Indian Prime Minister Narendra ModiIndian Prime Minister Narendra Modi has been welcomed by the Indian Diaspora without reservations in the United States. This was his first trip to the United States after his tourist/business was revoked on May 18, 2005 under Section 212(a)(2)(G) of the Immigration and Nationality Act (INA).

Under INA Section 212(a) (2) (G), any alien who while serving as a foreign government official and who was responsible for or directly carried out particular violations of religious freedom is inadmissible. At that time, Mr. Modi was the Chief Minister of Gujarat state and was not eligible for the A-1 diplomatic visa. In May 2014, Mr. Modi’s Bharatiya Janata Party won an outright majority in the Indian Parliament, and as the party’s leader, he became India’s Prime Minister.

Mr. Modi, as India’s Prime Minister, came to the United States under the A-1 visa, which is granted to diplomats, including heads of state. The A-1 visa overcomes grounds of inadmissibility pursuant to INA Section 102, including the religious freedom ground, but that is only when a person is admitted on the A-1 visa.

If Mr. Modi ceases to be a head of state, and does not qualify for an A-1 visa as a diplomatic official under any other capacity, the Section 212(a) (2) (G) ground of inadmissibility may still apply with respect to a new tourist/business visa application that he may apply for, unless it is determined that the factual basis for the prior finding of inadmissibility have changed.

The U.S. State Department may also reconsider a prior revocation of a visa, which it has not done so until now with respect to Mr. Modi’s revocation.

The article that I co-wrote with Elizabeth Reichard on March 25, 2005, discusses how the religious freedom ground of inadmissibility was applied to Mr. Modi. Following the publication of this 2005 article, however, in December 2010, a special investigative team (SIT) appointed by the Supreme Court of India found “no substantial incriminating evidence” that Chief Minister Modi had let the rioters rampage against the Muslims in February 2002. A local court in India subsequently upheld the closure of the SIT in December 2013.

On the other hand, the Gujarat High Court has continued to criticize Chief Minister Modi for “inaction and negligence” during the violence. House Resolution 417 passed in 2013 continues to support the visa ban. Questions still linger about Mr. Modi’s passive role during the riots.
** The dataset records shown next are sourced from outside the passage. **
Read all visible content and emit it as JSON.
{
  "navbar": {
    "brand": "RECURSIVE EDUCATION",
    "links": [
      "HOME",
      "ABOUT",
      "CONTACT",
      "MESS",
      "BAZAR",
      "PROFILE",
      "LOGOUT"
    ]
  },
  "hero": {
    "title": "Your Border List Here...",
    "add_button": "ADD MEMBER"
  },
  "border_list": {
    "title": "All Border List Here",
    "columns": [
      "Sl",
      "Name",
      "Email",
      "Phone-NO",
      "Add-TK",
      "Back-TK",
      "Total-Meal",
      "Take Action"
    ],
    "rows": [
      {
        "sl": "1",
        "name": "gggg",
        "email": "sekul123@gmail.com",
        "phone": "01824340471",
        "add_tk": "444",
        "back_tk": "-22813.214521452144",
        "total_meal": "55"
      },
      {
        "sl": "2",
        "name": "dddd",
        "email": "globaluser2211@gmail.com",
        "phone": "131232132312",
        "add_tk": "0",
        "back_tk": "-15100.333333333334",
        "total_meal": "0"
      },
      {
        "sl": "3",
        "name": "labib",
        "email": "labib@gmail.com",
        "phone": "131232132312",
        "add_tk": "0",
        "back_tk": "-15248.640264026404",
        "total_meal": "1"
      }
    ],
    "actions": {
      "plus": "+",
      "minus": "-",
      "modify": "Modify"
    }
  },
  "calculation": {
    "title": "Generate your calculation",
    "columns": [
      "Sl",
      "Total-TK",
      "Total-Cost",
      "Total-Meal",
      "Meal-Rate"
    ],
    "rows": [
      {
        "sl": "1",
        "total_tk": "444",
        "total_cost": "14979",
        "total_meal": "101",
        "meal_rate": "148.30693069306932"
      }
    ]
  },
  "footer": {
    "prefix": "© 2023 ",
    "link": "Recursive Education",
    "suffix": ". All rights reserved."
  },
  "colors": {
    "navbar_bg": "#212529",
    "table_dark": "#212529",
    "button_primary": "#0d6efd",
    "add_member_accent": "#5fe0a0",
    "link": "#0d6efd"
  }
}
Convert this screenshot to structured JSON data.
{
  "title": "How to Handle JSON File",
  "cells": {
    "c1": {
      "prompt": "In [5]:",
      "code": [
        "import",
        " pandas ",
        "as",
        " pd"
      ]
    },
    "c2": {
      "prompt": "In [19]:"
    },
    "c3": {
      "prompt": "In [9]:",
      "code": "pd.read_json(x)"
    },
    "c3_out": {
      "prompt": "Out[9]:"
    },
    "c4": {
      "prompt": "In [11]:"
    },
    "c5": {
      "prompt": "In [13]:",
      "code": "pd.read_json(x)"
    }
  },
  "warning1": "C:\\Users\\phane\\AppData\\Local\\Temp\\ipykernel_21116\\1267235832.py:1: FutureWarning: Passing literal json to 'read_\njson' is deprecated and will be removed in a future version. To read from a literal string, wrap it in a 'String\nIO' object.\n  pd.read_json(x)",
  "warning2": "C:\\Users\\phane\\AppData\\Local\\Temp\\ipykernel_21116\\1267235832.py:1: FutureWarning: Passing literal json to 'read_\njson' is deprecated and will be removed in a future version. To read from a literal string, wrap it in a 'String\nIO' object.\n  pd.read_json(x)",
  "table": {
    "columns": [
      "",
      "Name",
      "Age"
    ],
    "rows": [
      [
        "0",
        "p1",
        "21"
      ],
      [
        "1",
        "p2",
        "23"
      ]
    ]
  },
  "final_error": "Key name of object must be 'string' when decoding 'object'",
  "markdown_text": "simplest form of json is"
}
So long as Mr. Modi enters on an A-1 visa, all grounds of inadmissibility will remain inapplicable. The President still has authority under INA Section 212(f) of any foreign national whom the President deems will be detrimental to the national interest, but it is readily obvious that this provision was not considered with respect to Mr. Modi’s present visit to the United States.

Indeed, Mr. Modi had meetings with President Obama and other top US officials, and has also met with leading US industry executives. Mr. Modi also enjoys broad based support from the American-Indian community within the United States. The question is whether Section 212(a) (2) (G) will trigger if Mr. Modi applied for another nonimmigrant visa in the future?

The United States has not officially declared that this inadmissibility ground will not be applied and has never reconsidered the prior revocation. A new visa application would have to be considered in light of the set of facts that apply at that time.